Частная кара | страница 45



И была в речи, это я осознал позднее, глубокая недосказанность, предполагающая равного себе собеседника. Загадочность была. Та самая, что и составляла из века тайну русской народной души. Не одного, не двух и даже не множества, а всего народа.

Народ видит, народ знает, народ говорит даже тогда, когда безмолвствует.

Под силу ли было нам, молодым литераторам, определить ту самую глубину, которая была скрыта за видимой, очень простой речью. Думаю, что нет. Он земной, и такой земной, что все происходящее во времени, весь наш великий и трагичный век, все беды и боли, равно как радости, удивительнейшим образом все, все до единого, обитали в нем, в его взгляде, в усмешке и в том просверке надежды, который неожиданно возникал, когда взгляд просвечивал тебя до донышка.

Вспыхивали блицы, щелкали затворы фотоаппаратов, вились и суетились десятки людей, но все равно, даже при самом тесном общении («Разрешите, Михаил Александрович, сняться с вами на память»), существовал некий круг, некая ничейная полоса, за которой был только он, и никого более.

Однажды это произошло так явно, оставив в памяти на всю жизнь таким, каким вижу, как только стараюсь воспроизвести его образ в памяти.

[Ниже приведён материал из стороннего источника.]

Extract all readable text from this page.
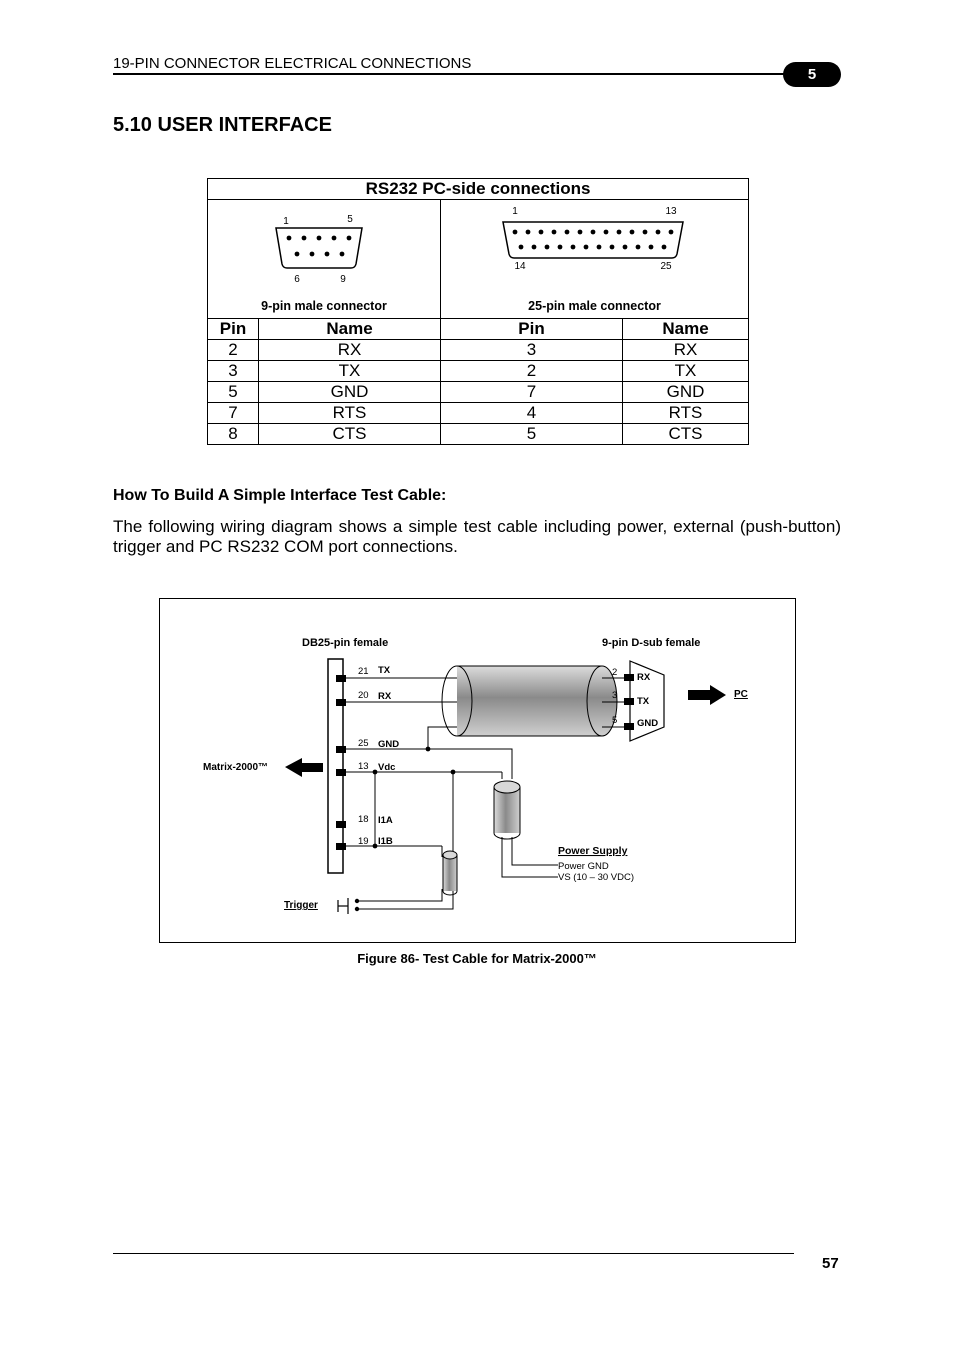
19-PIN CONNECTOR ELECTRICAL CONNECTIONS
5
5.10 USER INTERFACE
RS232 PC-side connections			

1 5
6 9
9-pin male connector		1 13
14 25
25-pin male connector	

Pin	Name	Pin	Name
2	RX	3	RX
3	TX	2	TX
5	GND	7	GND
7	RTS	4	RTS
8	CTS	5	CTS
How To Build A Simple Interface Test Cable:
The following wiring diagram shows a simple test cable including power, external (push-button) trigger and PC RS232 COM port connections.
DB25-pin female	9-pin D-sub female
21 TX
20 RX
25 GND
13 Vdc
18 I1A
19 I1B
Matrix-2000™
2 RX
3
TX
5 GND
PC
Power Supply
Power GND
VS (10 – 30 VDC)
Trigger
Figure 86- Test Cable for Matrix-2000™
57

Он кончил свою речь неожиданным предложением съездить к Дону. Вереница наших машин и автобусов стремительно помчалась по степи. Впереди открытый «газик», за рулем Юрий Гагарин, и рядом Шолохов. Солнце, высокая пыль, полинявшие травы, ветер срывает дыхание, горьковатый привкус на губах, и стремительный, все убыстряющийся бег машин, словно на скачках.

«Газик» остановился на крутом берегу Дона. Гагарин, поставив машину на тормоза с ходу, легко выпрыгнул на землю, хотел вроде бы помочь Шолохову выйти из машины, распахнуть дверцу, но не успел. Михаил Александрович уже шел навстречу к нему, шутил и улыбался. И тут же мы окружили его, стало тесно, сделалась какая-то толчея. Шолохов что-то говорил, но ничего нельзя было понять, стрекотали кинокамеры, гудело и шумело многолюдье, ревели рядом моторы разворачивающихся машин и автобусов.

А потом все вдруг стихло, никто не просил тишины, никто не одергивал друг друга, просто вдруг стало тихо. И плотная человеческая масса, облепившая Шолохова, сначала подалась за ним к крутому обрыву над Доном, а потом вдруг, без чьей-либо команды, отхлынула прочь. И Шолохов остался один. Он стоял, отрешившись от всего, застигнутый вдруг какой-то мыслью. У ног его низвергался рыже-красный ерик, за спиною сабельным широким просверком — Дон в могучей пойме, а вокруг, изрубленная балками и рытвинами, лежала степь, вознося над собой пронзительно безразличное, добела раскаленное небо.